Réaffirmant leur soutien indéfectible à Israël, les États-Unis ont pris des mesures radicales pour rejeter l'autorité de la CPI sur ses citoyens et son territoire, suspendre les visas pour le personnel de la CPI et leurs familles, et condamner l'enquête sur la Palestine et «toute autre action visant à cibler injustement Israël». Le secrétaire d'État Mike Pompeo a à plusieurs reprises qualifié le tribunal de tribunal embarrassant, politique, renégat, illégal, «soi-disant» et «véhicule de vendettas politiques», «se faisant passer pour un organe juridique».

Afin de protéger les ressortissants américains et israéliens qui ont commis des crimes de guerre, le président américain Donald Trump a même publié un décret, imposant des sanctions au procureur et aux enquêteurs de la CPI. Certains commentateurs ont exprimé des doutes sur la volonté et la capacité du président élu américain Joe Biden de renverser cette ligne de conduite et d'hostilité envers la justice internationale.

Confrontée à un déluge d’accusations à caractère politique, la CPI n’a pas besoin de sombrer au niveau de ses détracteurs. Son traité fondateur, le Statut de Rome, oblige la Cour à défendre la justice, «déterminée à mettre fin à l'impunité des auteurs» de crimes internationaux.

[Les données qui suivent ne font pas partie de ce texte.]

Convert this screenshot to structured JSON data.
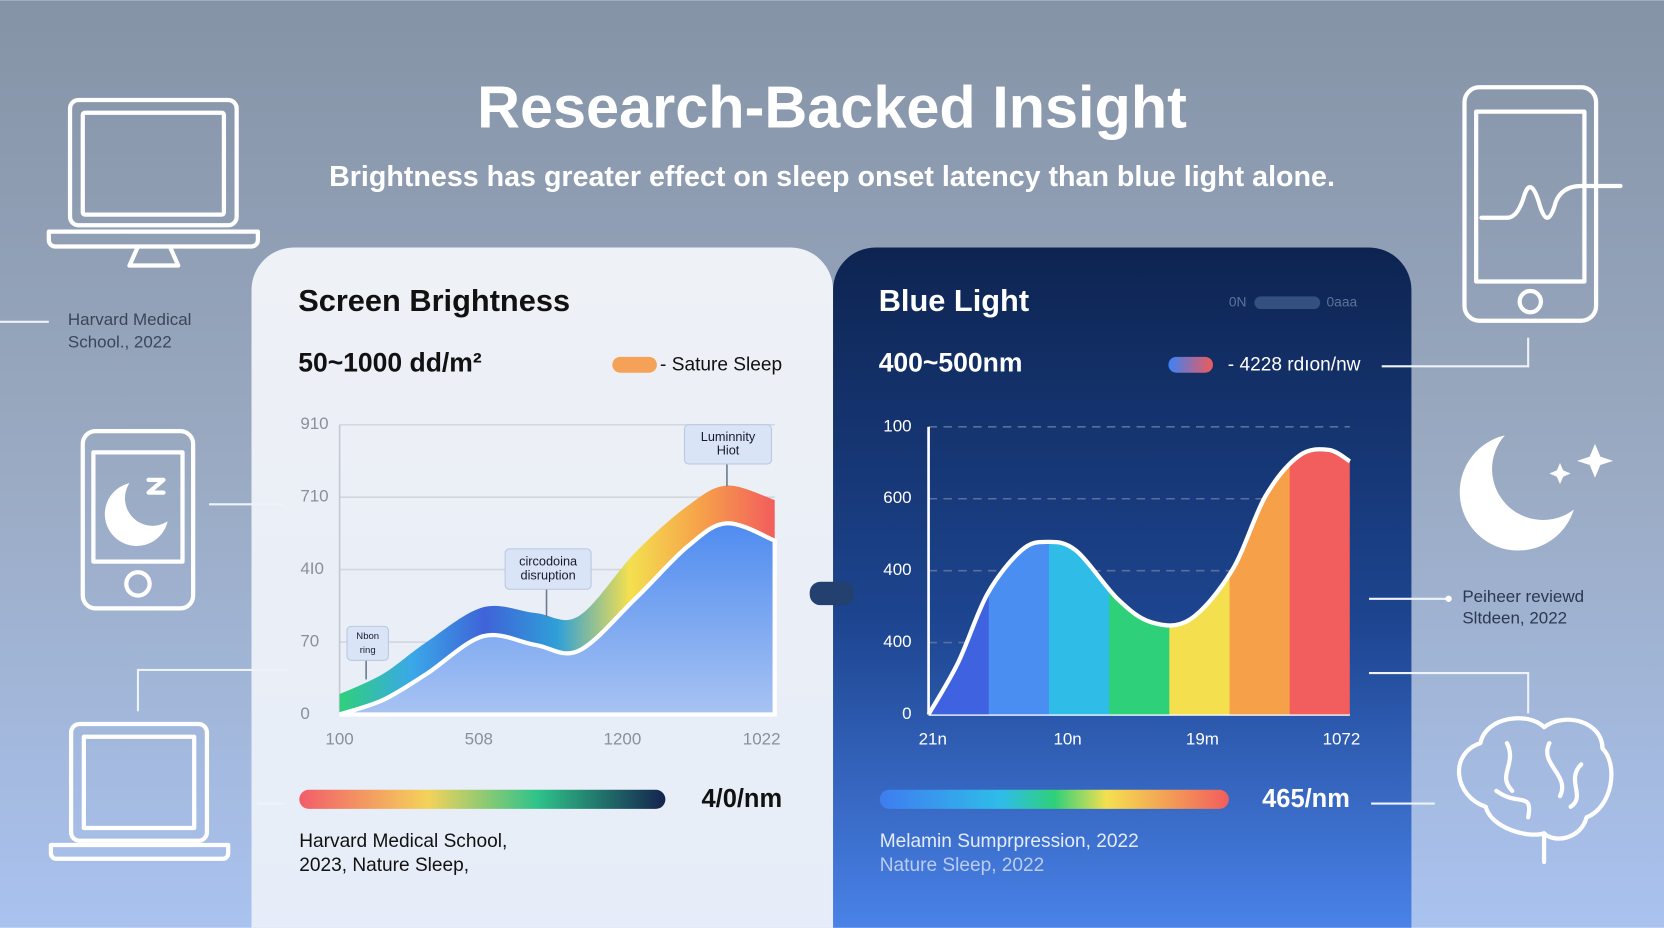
{
  "header": {
    "title": "Research-Backed Insight",
    "subtitle": "Brightness has greater effect on sleep onset latency than blue light alone."
  },
  "side_notes": [
    [
      "Harvard Medical",
      "School., 2022"
    ],
    [
      "Peiheer reviewd",
      "Sltdeen, 2022"
    ]
  ],
  "chart_data": [
    {
      "type": "area",
      "title": "Screen Brightness",
      "subtitle": "50~1000 dd/m²",
      "legend": {
        "label": "- Sature Sleep",
        "color": "#f6a158"
      },
      "x": [
        0,
        10,
        20,
        33,
        45,
        55,
        68,
        80,
        89,
        100
      ],
      "series": [
        {
          "color": "band",
          "values": [
            7,
            14,
            25,
            37,
            35,
            34,
            56,
            72,
            79,
            74
          ]
        },
        {
          "color": "#5b93ee",
          "values": [
            0,
            5,
            14,
            27,
            24,
            22,
            40,
            58,
            66,
            60
          ]
        }
      ],
      "band_colors": [
        "#2fd07a",
        "#3aa8e8",
        "#3f63d8",
        "#2f9fd8",
        "#f4e04f",
        "#f6a04a",
        "#f25d5d"
      ],
      "xlim": [
        0,
        100
      ],
      "xticks": [
        {
          "value": 0,
          "label": "100"
        },
        {
          "value": 32,
          "label": "508"
        },
        {
          "value": 65,
          "label": "1200"
        },
        {
          "value": 97,
          "label": "1022"
        }
      ],
      "ylim": [
        0,
        100
      ],
      "yticks": [
        0,
        {
          "value": 25,
          "label": "70"
        },
        {
          "value": 50,
          "label": "4I0"
        },
        {
          "value": 75,
          "label": "710"
        },
        {
          "value": 100,
          "label": "910"
        }
      ],
      "grid": true,
      "grid_style": "solid",
      "annotations": [
        [
          "Luminnity",
          "Hiot"
        ],
        [
          "circodoina",
          "disruption"
        ],
        [
          "Nbon",
          "ring"
        ]
      ],
      "scale_label": "4/0/nm",
      "sources": [
        "Harvard Medical School,",
        "2023, Nature Sleep,"
      ]
    },
    {
      "type": "spectrum",
      "title": "Blue Light",
      "subtitle": "400~500nm",
      "legend": {
        "label": "- 4228 rdıon/nw",
        "colors": [
          "#3b82f6",
          "#f05a5a"
        ]
      },
      "toggle": [
        "0N",
        "0aaa"
      ],
      "x": [
        0,
        7,
        14,
        22,
        28,
        35,
        45,
        53,
        62,
        72,
        80,
        88,
        95,
        100
      ],
      "series": [
        {
          "color": "#ffffff",
          "values": [
            0,
            18,
            42,
            57,
            60,
            57,
            40,
            32,
            33,
            50,
            76,
            90,
            92,
            88
          ]
        }
      ],
      "band_colors": [
        "#3f63e0",
        "#4a8ef2",
        "#2fbde8",
        "#2fd07a",
        "#f4e04f",
        "#f6a04a",
        "#f25d5d"
      ],
      "xlim": [
        0,
        100
      ],
      "xticks": [
        {
          "value": 1,
          "label": "21n"
        },
        {
          "value": 33,
          "label": "10n"
        },
        {
          "value": 65,
          "label": "19m"
        },
        {
          "value": 98,
          "label": "1072"
        }
      ],
      "ylim": [
        0,
        100
      ],
      "yticks": [
        0,
        {
          "value": 25,
          "label": "400"
        },
        {
          "value": 50,
          "label": "400"
        },
        {
          "value": 75,
          "label": "600"
        },
        100
      ],
      "grid": true,
      "grid_style": "dashed",
      "scale_label": "465/nm",
      "sources": [
        "Melamin Sumprpression, 2022",
        "Nature Sleep, 2022"
      ]
    }
  ]
}
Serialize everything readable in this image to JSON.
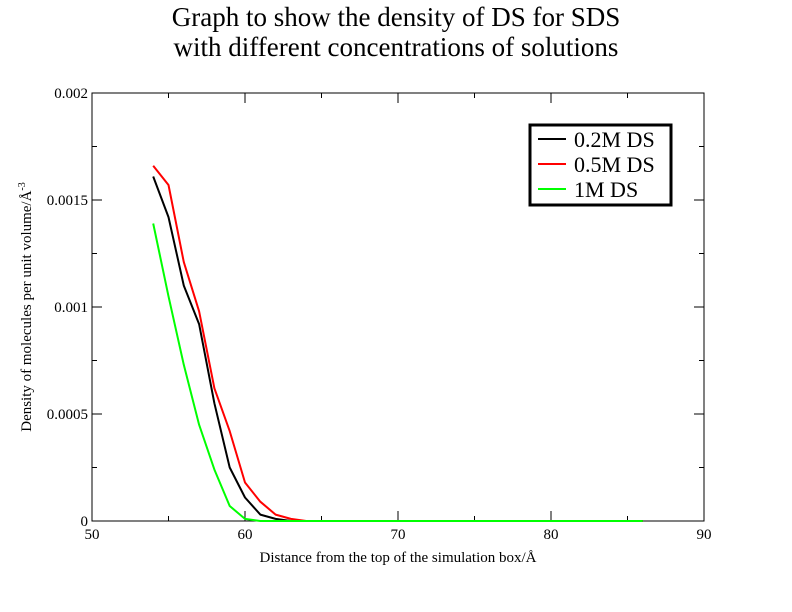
{
  "chart_data": {
    "type": "line",
    "title_line1": "Graph to show the density of DS for SDS",
    "title_line2": "with different concentrations of solutions",
    "xlabel": "Distance from the top of the simulation box/Å",
    "ylabel": "Density of molecules per unit volume/Å",
    "ylabel_sup": "-3",
    "xlim": [
      50,
      90
    ],
    "ylim": [
      0,
      0.002
    ],
    "x_ticks": [
      50,
      60,
      70,
      80,
      90
    ],
    "x_tick_labels": [
      "50",
      "60",
      "70",
      "80",
      "90"
    ],
    "y_ticks": [
      0,
      0.0005,
      0.001,
      0.0015,
      0.002
    ],
    "y_tick_labels": [
      "0",
      "0.0005",
      "0.001",
      "0.0015",
      "0.002"
    ],
    "grid": false,
    "legend_position": "top-right",
    "series": [
      {
        "name": "0.2M DS",
        "color": "#000000",
        "points": [
          [
            54,
            0.00161
          ],
          [
            55,
            0.00142
          ],
          [
            56,
            0.0011
          ],
          [
            57,
            0.00092
          ],
          [
            58,
            0.00055
          ],
          [
            59,
            0.00025
          ],
          [
            60,
            0.00011
          ],
          [
            61,
            3e-05
          ],
          [
            62,
            1e-05
          ],
          [
            63,
            0.0
          ],
          [
            64,
            0.0
          ],
          [
            70,
            0.0
          ],
          [
            80,
            0.0
          ],
          [
            86,
            0.0
          ]
        ]
      },
      {
        "name": "0.5M DS",
        "color": "#ff0000",
        "points": [
          [
            54,
            0.00166
          ],
          [
            55,
            0.00157
          ],
          [
            56,
            0.00121
          ],
          [
            57,
            0.00098
          ],
          [
            58,
            0.00062
          ],
          [
            59,
            0.00042
          ],
          [
            60,
            0.00018
          ],
          [
            61,
            9e-05
          ],
          [
            62,
            3e-05
          ],
          [
            63,
            1e-05
          ],
          [
            64,
            0.0
          ],
          [
            70,
            0.0
          ],
          [
            80,
            0.0
          ],
          [
            86,
            0.0
          ]
        ]
      },
      {
        "name": "1M DS",
        "color": "#00ff00",
        "points": [
          [
            54,
            0.00139
          ],
          [
            55,
            0.00105
          ],
          [
            56,
            0.00073
          ],
          [
            57,
            0.00045
          ],
          [
            58,
            0.00024
          ],
          [
            59,
            7e-05
          ],
          [
            60,
            1e-05
          ],
          [
            61,
            0.0
          ],
          [
            62,
            0.0
          ],
          [
            70,
            0.0
          ],
          [
            80,
            0.0
          ],
          [
            86,
            0.0
          ]
        ]
      }
    ]
  }
}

La seule approche valable est que le tribunal aborde la question comme une question strictement juridique. En ce sens, en concluant de manière satisfaisante son examen préliminaire, le procureur aurait pu ouvrir directement l'enquête. Il n’existait aucune obligation légale de présenter une demande pour clarifier la compétence territoriale du tribunal.

Sa demande a donc suscité un débat politique houleux dans la salle d'audience; le résoudre une fois pour toutes, au stade préliminaire de la procédure, évitera des incertitudes et des retards encore plus insupportables dans la décision.

Cette approche strictement judiciaire n'est pas séparée de la réalité du terrain. Au lieu de cela, il reconnaît la situation critique des victimes de l'occupation israélienne, pour qui cette cour représente le seul et dernier recours.

Abandonné par la communauté internationale, incapable d'accéder à un tribunal israélien, étranger ou international, et soumis à une occupation cruelle, le sort du peuple palestinien est plus que jamais lié à celui de la CPI.

À présent, la Cour est à la croisée des chemins: elle peut céder et s'effondrer sous la pression israélienne et américaine ou choisir d'agir selon son objet et son but pour garantir que les crimes internationaux commis sur le territoire palestinien ne restent pas impunis.

Les opinions exprimées dans cet article sont celles de l’auteur et ne reflètent pas nécessairement la position éditoriale d’Al Jazeera.